All Quiet on the Western Front - Erich Maria Remarque
The author was drafted at the age eighteen into the German Army. In this fictionalized memoir of the First World War, he describes the lives and endurance of a group of soldiers who were still only teenagers when they experienced the brutality of trench warfare. The battle scenes are gripping and almost intolerably vivid. I think the book is both an anti-war novel and a coming of age story. The youths have not experienced anything in life except school and war so they wonder what they are going to do when the war is over. A lost generation, they worry that they have no skills except soldiering and bear the mental torture of prolonged stress, what Ford Madox Ford called, “immense miles and miles of anguish in darkened minds.”
When this book was released during the Weimar Republic, Germans like Adolph Hitler, for whom the war was an adventure, detested it and sent Remarque hate mail and death threats. After Hitler rose to power, all of Remarque's books were banned in Germany by the Nazi government.
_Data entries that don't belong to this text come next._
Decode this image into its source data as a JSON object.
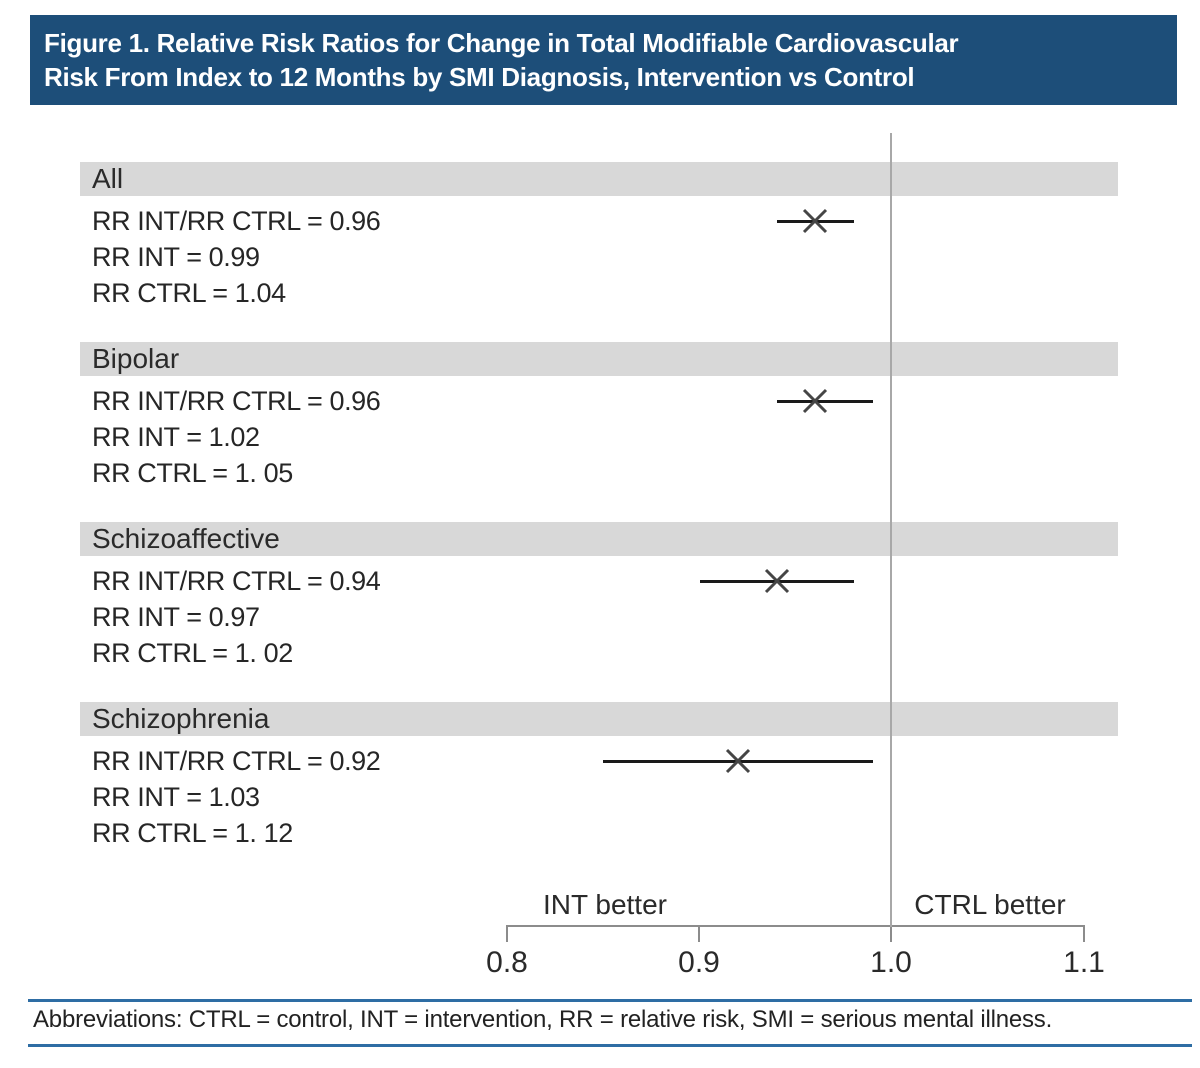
{
  "header": {
    "title_line1": "Figure 1. Relative Risk Ratios for Change in Total Modifiable Cardiovascular",
    "title_line2": "Risk From Index to 12 Months by SMI Diagnosis, Intervention vs Control"
  },
  "chart_data": {
    "type": "forest",
    "title": "Figure 1. Relative Risk Ratios for Change in Total Modifiable Cardiovascular Risk From Index to 12 Months by SMI Diagnosis, Intervention vs Control",
    "x_axis": {
      "range": [
        0.8,
        1.1
      ],
      "ticks": [
        0.8,
        0.9,
        1.0,
        1.1
      ],
      "tick_labels": [
        "0.8",
        "0.9",
        "1.0",
        "1.1"
      ],
      "reference_line": 1.0
    },
    "direction_labels": {
      "left": "INT better",
      "right": "CTRL better"
    },
    "groups": [
      {
        "label": "All",
        "stats": [
          "RR INT/RR CTRL = 0.96",
          "RR INT = 0.99",
          "RR CTRL = 1.04"
        ],
        "estimate": 0.96,
        "ci_low": 0.94,
        "ci_high": 0.98,
        "rr_int": 0.99,
        "rr_ctrl": 1.04
      },
      {
        "label": "Bipolar",
        "stats": [
          "RR INT/RR CTRL = 0.96",
          "RR INT = 1.02",
          "RR CTRL = 1. 05"
        ],
        "estimate": 0.96,
        "ci_low": 0.94,
        "ci_high": 0.99,
        "rr_int": 1.02,
        "rr_ctrl": 1.05
      },
      {
        "label": "Schizoaffective",
        "stats": [
          "RR INT/RR CTRL = 0.94",
          "RR INT = 0.97",
          "RR CTRL = 1. 02"
        ],
        "estimate": 0.94,
        "ci_low": 0.9,
        "ci_high": 0.98,
        "rr_int": 0.97,
        "rr_ctrl": 1.02
      },
      {
        "label": "Schizophrenia",
        "stats": [
          "RR INT/RR CTRL = 0.92",
          "RR INT = 1.03",
          "RR CTRL = 1. 12"
        ],
        "estimate": 0.92,
        "ci_low": 0.85,
        "ci_high": 0.99,
        "rr_int": 1.03,
        "rr_ctrl": 1.12
      }
    ],
    "legend_position": "none",
    "grid": false
  },
  "footer": {
    "abbreviations": "Abbreviations: CTRL = control, INT = intervention, RR = relative risk, SMI = serious mental illness."
  },
  "colors": {
    "header_bg": "#1d4e79",
    "header_text": "#ffffff",
    "banner_bg": "#d8d8d8",
    "body_text": "#2a2a2a",
    "reference_line": "#a8a8a8",
    "axis": "#8c8c8c",
    "ci_line": "#1a1a1a",
    "x_marker": "#454545",
    "footer_rule": "#2e6da4"
  }
}
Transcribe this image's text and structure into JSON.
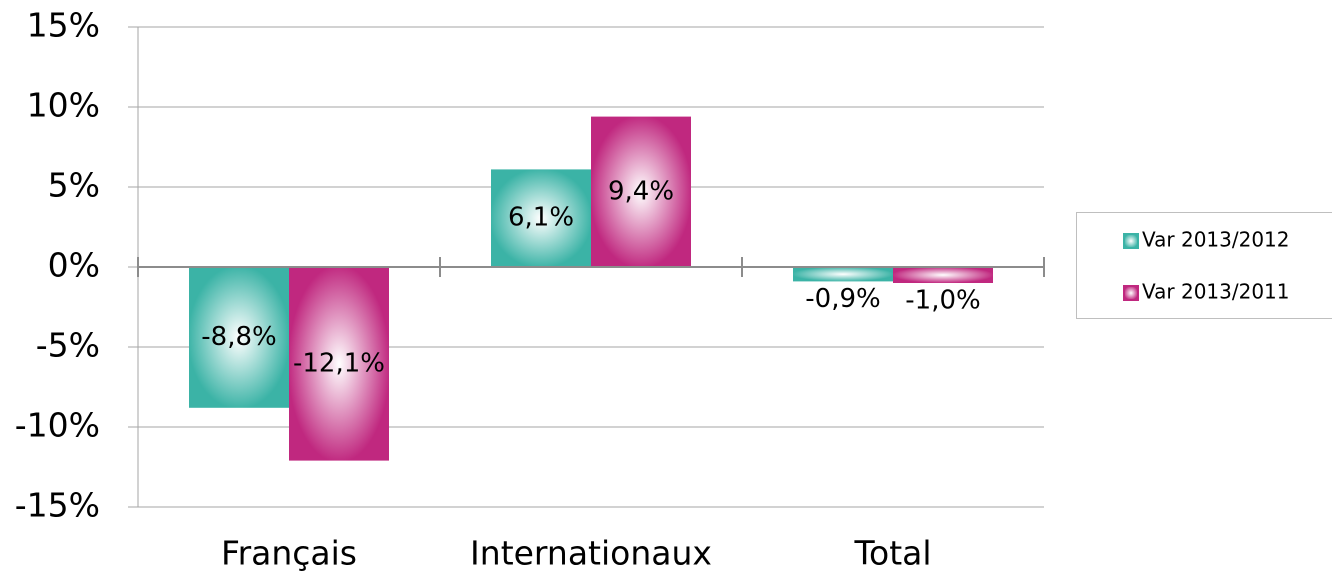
{
  "chart_data": {
    "type": "bar",
    "categories": [
      "Français",
      "Internationaux",
      "Total"
    ],
    "series": [
      {
        "name": "Var 2013/2012",
        "color": "#3bb3a6",
        "values": [
          -8.8,
          6.1,
          -0.9
        ],
        "value_labels": [
          "-8,8%",
          "6,1%",
          "-0,9%"
        ]
      },
      {
        "name": "Var 2013/2011",
        "color": "#c0287f",
        "values": [
          -12.1,
          9.4,
          -1.0
        ],
        "value_labels": [
          "-12,1%",
          "9,4%",
          "-1,0%"
        ]
      }
    ],
    "ylim": [
      -15,
      15
    ],
    "yticks": [
      {
        "value": -15,
        "label": "-15%"
      },
      {
        "value": -10,
        "label": "-10%"
      },
      {
        "value": -5,
        "label": "-5%"
      },
      {
        "value": 0,
        "label": "0%"
      },
      {
        "value": 5,
        "label": "5%"
      },
      {
        "value": 10,
        "label": "10%"
      },
      {
        "value": 15,
        "label": "15%"
      }
    ],
    "grid": true,
    "legend": "right"
  }
}
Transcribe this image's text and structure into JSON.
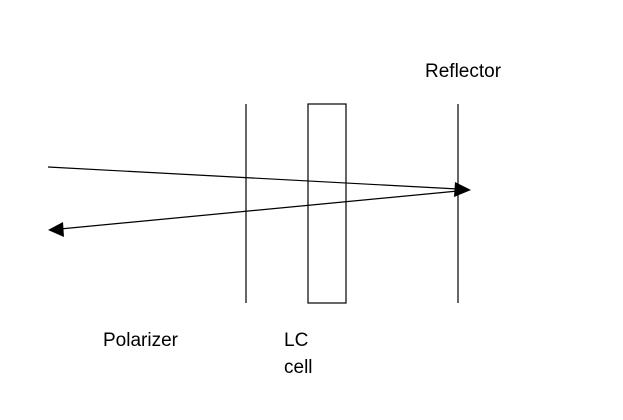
{
  "labels": {
    "reflector": "Reflector",
    "polarizer": "Polarizer",
    "lc_line1": "LC",
    "lc_line2": "cell"
  },
  "colors": {
    "line": "#000000",
    "background": "#ffffff"
  }
}
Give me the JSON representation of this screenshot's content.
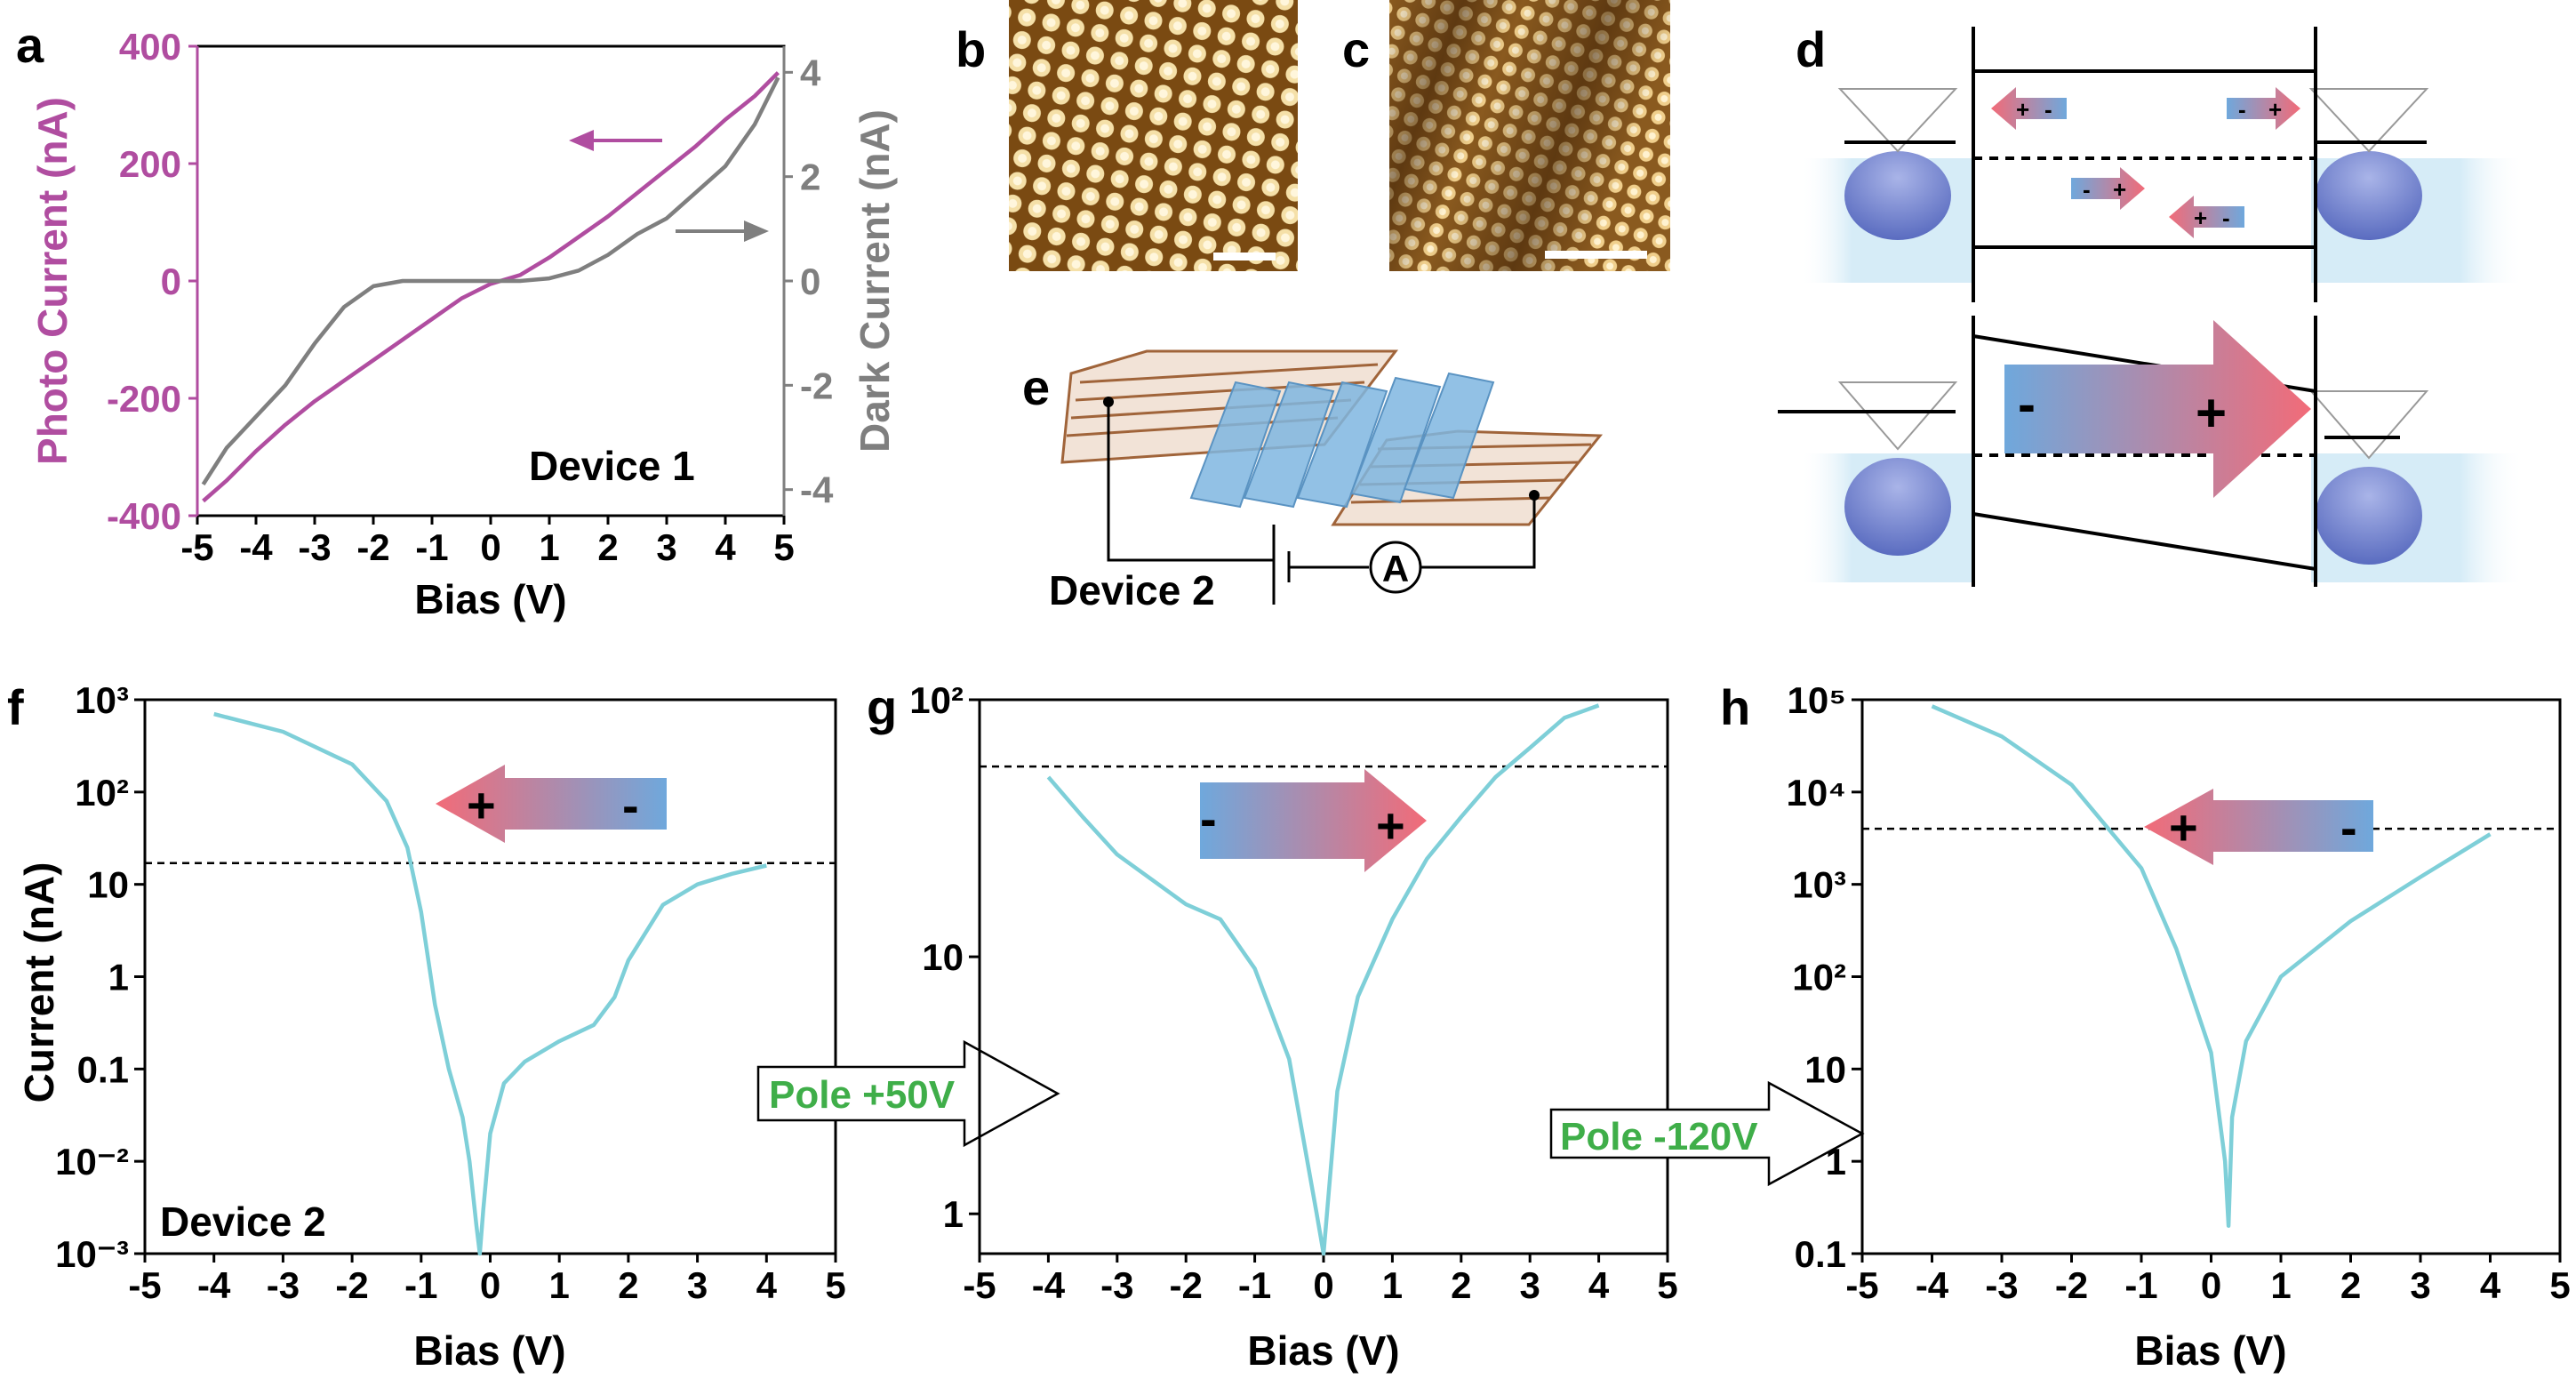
{
  "panel_letters": {
    "a": "a",
    "b": "b",
    "c": "c",
    "d": "d",
    "e": "e",
    "f": "f",
    "g": "g",
    "h": "h"
  },
  "arrow_labels": {
    "pole_pos": "Pole +50V",
    "pole_neg": "Pole -120V"
  },
  "charge_signs": {
    "plus": "+",
    "minus": "-"
  },
  "device_e": {
    "label": "Device 2",
    "ammeter": "A"
  },
  "chart_data": [
    {
      "id": "a",
      "type": "line",
      "xlabel": "Bias (V)",
      "ylabel": "Photo Current (nA)",
      "y2label": "Dark Current (nA)",
      "xlim": [
        -5,
        5
      ],
      "ylim": [
        -400,
        400
      ],
      "y2lim": [
        -4.5,
        4.5
      ],
      "xticks": [
        "-5",
        "-4",
        "-3",
        "-2",
        "-1",
        "0",
        "1",
        "2",
        "3",
        "4",
        "5"
      ],
      "yticks": [
        "400",
        "200",
        "0",
        "-200",
        "-400"
      ],
      "y2ticks": [
        "4",
        "2",
        "0",
        "-2",
        "-4"
      ],
      "annotation": "Device 1",
      "colors": {
        "photo": "#b04da0",
        "dark": "#7f7f7f"
      },
      "series": [
        {
          "name": "Photo Current",
          "axis": "left",
          "x": [
            -4.9,
            -4.5,
            -4,
            -3.5,
            -3,
            -2.5,
            -2,
            -1.5,
            -1,
            -0.5,
            0,
            0.5,
            1,
            1.5,
            2,
            2.5,
            3,
            3.5,
            4,
            4.5,
            4.9
          ],
          "y": [
            -375,
            -340,
            -290,
            -245,
            -205,
            -170,
            -135,
            -100,
            -65,
            -30,
            -5,
            10,
            40,
            75,
            110,
            150,
            190,
            230,
            275,
            315,
            355
          ]
        },
        {
          "name": "Dark Current",
          "axis": "right",
          "x": [
            -4.9,
            -4.5,
            -4,
            -3.5,
            -3,
            -2.5,
            -2,
            -1.5,
            -1,
            -0.5,
            0,
            0.5,
            1,
            1.5,
            2,
            2.5,
            3,
            3.5,
            4,
            4.5,
            4.9
          ],
          "y": [
            -3.9,
            -3.2,
            -2.6,
            -2.0,
            -1.2,
            -0.5,
            -0.1,
            0,
            0,
            0,
            0,
            0,
            0.05,
            0.2,
            0.5,
            0.9,
            1.2,
            1.7,
            2.2,
            3.0,
            3.9
          ]
        }
      ]
    },
    {
      "id": "f",
      "type": "line",
      "yscale": "log",
      "xlabel": "Bias (V)",
      "ylabel": "Current (nA)",
      "xlim": [
        -5,
        5
      ],
      "ylim": [
        0.001,
        1000
      ],
      "hline": 17,
      "xticks": [
        "-5",
        "-4",
        "-3",
        "-2",
        "-1",
        "0",
        "1",
        "2",
        "3",
        "4",
        "5"
      ],
      "yticks": [
        "10³",
        "10²",
        "10",
        "1",
        "0.1",
        "10⁻²",
        "10⁻³"
      ],
      "annotation": "Device 2",
      "color": "#7ecfd8",
      "series": [
        {
          "name": "",
          "x": [
            -4,
            -3,
            -2,
            -1.5,
            -1.2,
            -1,
            -0.8,
            -0.6,
            -0.4,
            -0.3,
            -0.2,
            -0.15,
            -0.1,
            0,
            0.2,
            0.5,
            1,
            1.5,
            1.8,
            2,
            2.5,
            3,
            3.5,
            4
          ],
          "y": [
            700,
            450,
            200,
            80,
            25,
            5,
            0.5,
            0.1,
            0.03,
            0.01,
            0.002,
            0.001,
            0.003,
            0.02,
            0.07,
            0.12,
            0.2,
            0.3,
            0.6,
            1.5,
            6,
            10,
            13,
            16
          ]
        }
      ]
    },
    {
      "id": "g",
      "type": "line",
      "yscale": "log",
      "xlabel": "Bias (V)",
      "ylabel": "",
      "xlim": [
        -5,
        5
      ],
      "ylim": [
        0.7,
        100
      ],
      "hline": 55,
      "xticks": [
        "-5",
        "-4",
        "-3",
        "-2",
        "-1",
        "0",
        "1",
        "2",
        "3",
        "4",
        "5"
      ],
      "yticks": [
        "10²",
        "10",
        "1"
      ],
      "color": "#7ecfd8",
      "series": [
        {
          "name": "",
          "x": [
            -4,
            -3.5,
            -3,
            -2.5,
            -2,
            -1.5,
            -1,
            -0.5,
            -0.3,
            -0.1,
            0,
            0.2,
            0.5,
            1,
            1.5,
            2,
            2.5,
            3,
            3.5,
            4
          ],
          "y": [
            50,
            35,
            25,
            20,
            16,
            14,
            9,
            4,
            2,
            1,
            0.7,
            3,
            7,
            14,
            24,
            35,
            50,
            65,
            85,
            95
          ]
        }
      ]
    },
    {
      "id": "h",
      "type": "line",
      "yscale": "log",
      "xlabel": "Bias (V)",
      "ylabel": "",
      "xlim": [
        -5,
        5
      ],
      "ylim": [
        0.1,
        100000
      ],
      "hline": 4000,
      "xticks": [
        "-5",
        "-4",
        "-3",
        "-2",
        "-1",
        "0",
        "1",
        "2",
        "3",
        "4",
        "5"
      ],
      "yticks": [
        "10⁵",
        "10⁴",
        "10³",
        "10²",
        "10",
        "1",
        "0.1"
      ],
      "color": "#7ecfd8",
      "series": [
        {
          "name": "",
          "x": [
            -4,
            -3,
            -2,
            -1,
            -0.5,
            0,
            0.2,
            0.25,
            0.3,
            0.5,
            1,
            2,
            3,
            4
          ],
          "y": [
            85000,
            40000,
            12000,
            1500,
            200,
            15,
            1,
            0.2,
            3,
            20,
            100,
            400,
            1200,
            3500
          ]
        }
      ]
    }
  ]
}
All Quiet on the Western Front was among the works destroyed in public book burnings in 1933.
Mass media tools and hacks accused Remarque of pacifism and defeatism, so he had to flee first to Hollywood with many other German expatriates forced out of their country, such as Peter Lorre, Thomas Mann, Bertoldt Brecht, Fritz Lang, and Billy Wilder. In 1958, he married actress Paulette Goddard and they stayed together, living in Switzerland, until he passed away in 1970.